What Happens If Your Return Is Audited After You've Received a Refund?
What happens next if you've been audited depends on what the audit turns up (or doesn't). Tax audits can result in no corrections, or corrections with a taxpayer owing more or being entitled to a larger refund; the latter is typically rare.
If you owe taxes after an audit, it's in your best interest to pay as quickly as possible. The IRS can assess a failure-to-pay penalty if you don't and interest can also accrue. If you don't have the money to pay in full, you may want to reach out to the IRS to discuss setting up an Installment Agreement to pay any outstanding taxes owed over time.
Statute of Limitations
While the IRS tries to audit tax returns as soon as they are filed, it is not unusual to receive an audit notice about tax issues going back a few years.

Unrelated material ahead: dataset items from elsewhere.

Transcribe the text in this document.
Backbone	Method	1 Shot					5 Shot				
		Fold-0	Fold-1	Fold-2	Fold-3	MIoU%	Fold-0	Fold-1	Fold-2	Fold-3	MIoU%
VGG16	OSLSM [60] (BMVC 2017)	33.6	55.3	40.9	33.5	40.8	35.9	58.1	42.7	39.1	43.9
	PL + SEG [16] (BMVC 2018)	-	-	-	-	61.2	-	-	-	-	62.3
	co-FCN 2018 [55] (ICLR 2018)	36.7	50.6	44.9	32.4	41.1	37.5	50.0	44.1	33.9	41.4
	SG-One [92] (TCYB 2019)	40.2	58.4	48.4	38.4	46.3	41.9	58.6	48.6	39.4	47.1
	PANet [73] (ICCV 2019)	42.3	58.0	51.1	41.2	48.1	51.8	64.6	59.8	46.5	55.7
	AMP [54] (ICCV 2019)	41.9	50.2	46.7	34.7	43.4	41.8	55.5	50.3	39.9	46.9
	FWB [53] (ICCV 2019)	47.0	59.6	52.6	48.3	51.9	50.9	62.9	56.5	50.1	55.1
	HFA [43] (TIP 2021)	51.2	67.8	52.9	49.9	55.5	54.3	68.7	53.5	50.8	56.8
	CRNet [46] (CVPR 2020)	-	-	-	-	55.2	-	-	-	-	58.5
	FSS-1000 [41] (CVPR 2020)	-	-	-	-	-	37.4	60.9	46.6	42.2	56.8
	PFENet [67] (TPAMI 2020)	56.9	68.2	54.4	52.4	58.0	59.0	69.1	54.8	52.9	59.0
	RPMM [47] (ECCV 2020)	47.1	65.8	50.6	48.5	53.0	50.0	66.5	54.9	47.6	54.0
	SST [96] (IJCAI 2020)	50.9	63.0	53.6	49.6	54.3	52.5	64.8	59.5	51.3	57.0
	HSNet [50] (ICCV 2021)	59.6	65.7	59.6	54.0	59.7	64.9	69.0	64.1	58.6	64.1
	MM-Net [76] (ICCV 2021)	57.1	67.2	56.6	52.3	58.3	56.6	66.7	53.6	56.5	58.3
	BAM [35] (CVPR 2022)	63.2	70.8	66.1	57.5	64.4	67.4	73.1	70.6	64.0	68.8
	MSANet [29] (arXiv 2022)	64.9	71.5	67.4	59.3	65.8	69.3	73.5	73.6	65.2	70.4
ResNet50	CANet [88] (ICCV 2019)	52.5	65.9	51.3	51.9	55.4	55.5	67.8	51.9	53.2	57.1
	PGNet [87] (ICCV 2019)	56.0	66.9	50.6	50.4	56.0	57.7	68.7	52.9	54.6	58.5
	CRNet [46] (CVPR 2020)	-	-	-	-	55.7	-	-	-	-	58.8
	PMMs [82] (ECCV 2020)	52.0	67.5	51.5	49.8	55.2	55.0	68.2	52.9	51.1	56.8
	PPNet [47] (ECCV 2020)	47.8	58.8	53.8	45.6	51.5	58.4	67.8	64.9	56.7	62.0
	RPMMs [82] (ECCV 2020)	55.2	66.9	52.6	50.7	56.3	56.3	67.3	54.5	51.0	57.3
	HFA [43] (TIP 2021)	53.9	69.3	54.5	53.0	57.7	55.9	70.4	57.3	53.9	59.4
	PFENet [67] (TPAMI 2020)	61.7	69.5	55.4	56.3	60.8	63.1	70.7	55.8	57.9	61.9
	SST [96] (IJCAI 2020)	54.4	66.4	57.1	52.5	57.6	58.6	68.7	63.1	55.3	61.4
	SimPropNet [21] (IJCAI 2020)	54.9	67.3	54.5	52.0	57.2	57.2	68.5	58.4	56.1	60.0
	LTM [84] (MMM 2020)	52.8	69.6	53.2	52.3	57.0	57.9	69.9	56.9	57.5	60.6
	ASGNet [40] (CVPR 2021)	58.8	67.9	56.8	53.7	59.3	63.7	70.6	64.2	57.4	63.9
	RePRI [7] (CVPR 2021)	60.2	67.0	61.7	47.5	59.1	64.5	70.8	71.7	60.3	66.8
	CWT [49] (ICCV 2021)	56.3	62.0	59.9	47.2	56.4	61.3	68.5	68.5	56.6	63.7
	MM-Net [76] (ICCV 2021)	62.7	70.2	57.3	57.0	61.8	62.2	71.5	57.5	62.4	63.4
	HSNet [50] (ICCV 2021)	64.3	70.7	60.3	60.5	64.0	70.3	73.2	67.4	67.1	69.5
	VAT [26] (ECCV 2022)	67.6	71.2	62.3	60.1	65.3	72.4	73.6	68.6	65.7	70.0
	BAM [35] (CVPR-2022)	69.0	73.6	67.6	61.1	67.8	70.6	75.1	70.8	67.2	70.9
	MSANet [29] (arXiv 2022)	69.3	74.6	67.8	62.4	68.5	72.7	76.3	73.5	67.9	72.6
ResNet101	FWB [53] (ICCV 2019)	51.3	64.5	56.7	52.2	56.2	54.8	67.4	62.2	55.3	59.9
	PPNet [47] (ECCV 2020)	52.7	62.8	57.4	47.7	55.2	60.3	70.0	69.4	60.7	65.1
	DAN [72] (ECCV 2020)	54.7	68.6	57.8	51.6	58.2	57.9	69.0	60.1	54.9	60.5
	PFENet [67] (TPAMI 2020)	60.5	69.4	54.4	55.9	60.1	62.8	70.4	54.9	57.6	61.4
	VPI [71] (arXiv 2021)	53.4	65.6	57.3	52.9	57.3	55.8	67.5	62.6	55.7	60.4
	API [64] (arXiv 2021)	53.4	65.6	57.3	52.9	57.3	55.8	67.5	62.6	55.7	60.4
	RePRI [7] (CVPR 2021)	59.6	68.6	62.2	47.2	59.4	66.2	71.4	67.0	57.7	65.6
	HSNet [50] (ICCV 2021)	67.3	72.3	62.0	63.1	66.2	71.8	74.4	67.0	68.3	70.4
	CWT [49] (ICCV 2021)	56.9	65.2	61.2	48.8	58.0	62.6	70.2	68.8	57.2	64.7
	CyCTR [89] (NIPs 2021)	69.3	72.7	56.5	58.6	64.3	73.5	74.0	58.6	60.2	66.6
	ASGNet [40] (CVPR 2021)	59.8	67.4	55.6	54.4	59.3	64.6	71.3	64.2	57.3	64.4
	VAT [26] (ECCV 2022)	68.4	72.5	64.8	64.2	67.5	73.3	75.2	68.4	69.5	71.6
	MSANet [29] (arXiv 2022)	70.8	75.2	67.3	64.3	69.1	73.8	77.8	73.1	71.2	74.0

The statute of limitations limits the time given to the IRS to impose additional taxes, and it is typically three years after a return is due or was filed, depending on which is later. If a tax issue is not resolved within the time permitted by the statute of limitations, the IRS may ask a taxpayer to extend the statute for additional time. A taxpayer can decline such a request, forcing the IRS to make its tax determination based on available information only.
The Bottom Line
You can still be audited by the IRS, even if you've already filed and received a refund. If you are chosen for an audit, consider whether you want to get assistance from a tax professional to navigate the process. Most importantly, be prompt in responding to IRS requests for documentation or other information so the audit can be resolved as quickly as possible. If you do end up having to pay more in taxes, try to pay it off as quickly as possible to cut down on the amount of penalties and interest owed.